Jospin keeps his election promise and reduces the working week


The debate in the French National Assembly took two weeks; one session lasted until 5 a.m. Having weathered 1,660 proposed amendments and the fierce, if disorganised, opposition of the right-wing opposition, Employment Minister Martine Aubry's draft law on the 35-hour working week was accepted by the French parliament yesterday, by 316 votes to 254.

The law will be forwarded to the Senate in early March, but it is extremely unlikely it can be reversed now. From January 1st, 2000, all companies with more than 20 employees will be required to reduce working hours from the present 39-hour maximum to 35 hours per week. For each hour beyond 35, employees will receive 25 per cent extra in overtime pay. The law will extend to companies with fewer than 20 employees by 2002.

The 35-hour week was one of the Left's main promises during last year's general election campaign, and the Prime Minister, Mr Lionel Jospin, has kept his word. Despite the often acrimonious debate - "a gas factory" in the words of the Gaullist leader, Mr Philippe Seguin - the main provisions of the law remain unchanged from the text proposed by Mrs Aubry on January 27th.

Although communists and ecologists objected to concessions to business management, the ruling left-wing coalition managed to remain unified through the debate.

The rationale for the new law is that by reducing working hours, more jobs will be created. Yet its merits as an anti-unemployment measure are far from proven. Economists' estimates of the number of new jobs that will be created range from 200,000 to 700,000 - not enough to significantly lower France's 12.4 per cent jobless rate.

So many important issues remain unresolved - the minimum wage, part-time employment, overtime and sanctions against violators - that the measure is unlikely to be seen as a great French social victory in the tradition of the 40hour week, paid vacations or retirement at age 60.

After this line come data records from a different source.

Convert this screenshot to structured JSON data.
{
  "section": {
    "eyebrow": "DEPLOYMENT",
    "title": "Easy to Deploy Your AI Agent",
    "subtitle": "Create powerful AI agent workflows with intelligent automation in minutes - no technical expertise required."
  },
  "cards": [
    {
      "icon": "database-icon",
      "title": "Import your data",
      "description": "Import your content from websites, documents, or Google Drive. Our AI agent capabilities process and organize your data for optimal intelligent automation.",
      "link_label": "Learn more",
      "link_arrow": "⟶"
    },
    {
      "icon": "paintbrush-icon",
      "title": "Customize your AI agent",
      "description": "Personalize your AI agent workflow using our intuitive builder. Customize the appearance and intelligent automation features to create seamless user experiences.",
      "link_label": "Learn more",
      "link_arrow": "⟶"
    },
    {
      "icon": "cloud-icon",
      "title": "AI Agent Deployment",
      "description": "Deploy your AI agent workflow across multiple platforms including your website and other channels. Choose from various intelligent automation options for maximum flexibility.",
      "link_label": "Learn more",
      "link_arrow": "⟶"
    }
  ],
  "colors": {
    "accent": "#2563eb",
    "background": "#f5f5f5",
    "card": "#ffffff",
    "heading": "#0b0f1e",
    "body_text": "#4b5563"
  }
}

Mr Jospin's Socialist Party platform had promised that all employees would continue to receive the same pay for 35 hours as they did for 39 hours - a measure vigorously opposed by management, who say they simply cannot afford it. Mrs Aubry's law says only that minimum age earners will continue to receive the monthly "SMIC" - now Ffr 6,663 (£793) - even though they will work four hours less per week. Whether this will be the case of other employees will be decided by a second law, to be drawn up in 1999.

Article 4 of the draft law allows employees to accumulate their four news hours of free time each week towards their holidays.

This provision for "annualisation" angered left-wing trade unions but pleased business management. Reductions in welfare taxes paid by companies on behalf of employees are another incentive offered to businesses that comply with the law.

French employees already enjoy a minimum of five weeks paid holidays per year; if they continue to work 39 hours per week under the new system, French workers will now receive ten weeks of paid holidays.

The biggest question posed by the new law is whether France can compete internationally when French people already enjoy one of the shortest working lives in the developed world. The French Ministry of the Economy and Finance estimates that the average Frenchman works 49,507 hours in his life, the average German 51,642 hours. An Englishman works 56,918 hours, an American 61,343 hours and a Japanese 71,123 hours. Although working hours are decreasing throughout the industrialised world, no other country has reduced work-time as dramatically as France, or by law.

Speaking four days after the assassination of Claude Erignac, France's representative in Corsica, Mr Jospin called yesterday on all Corsicans to stand against violence and for law and order.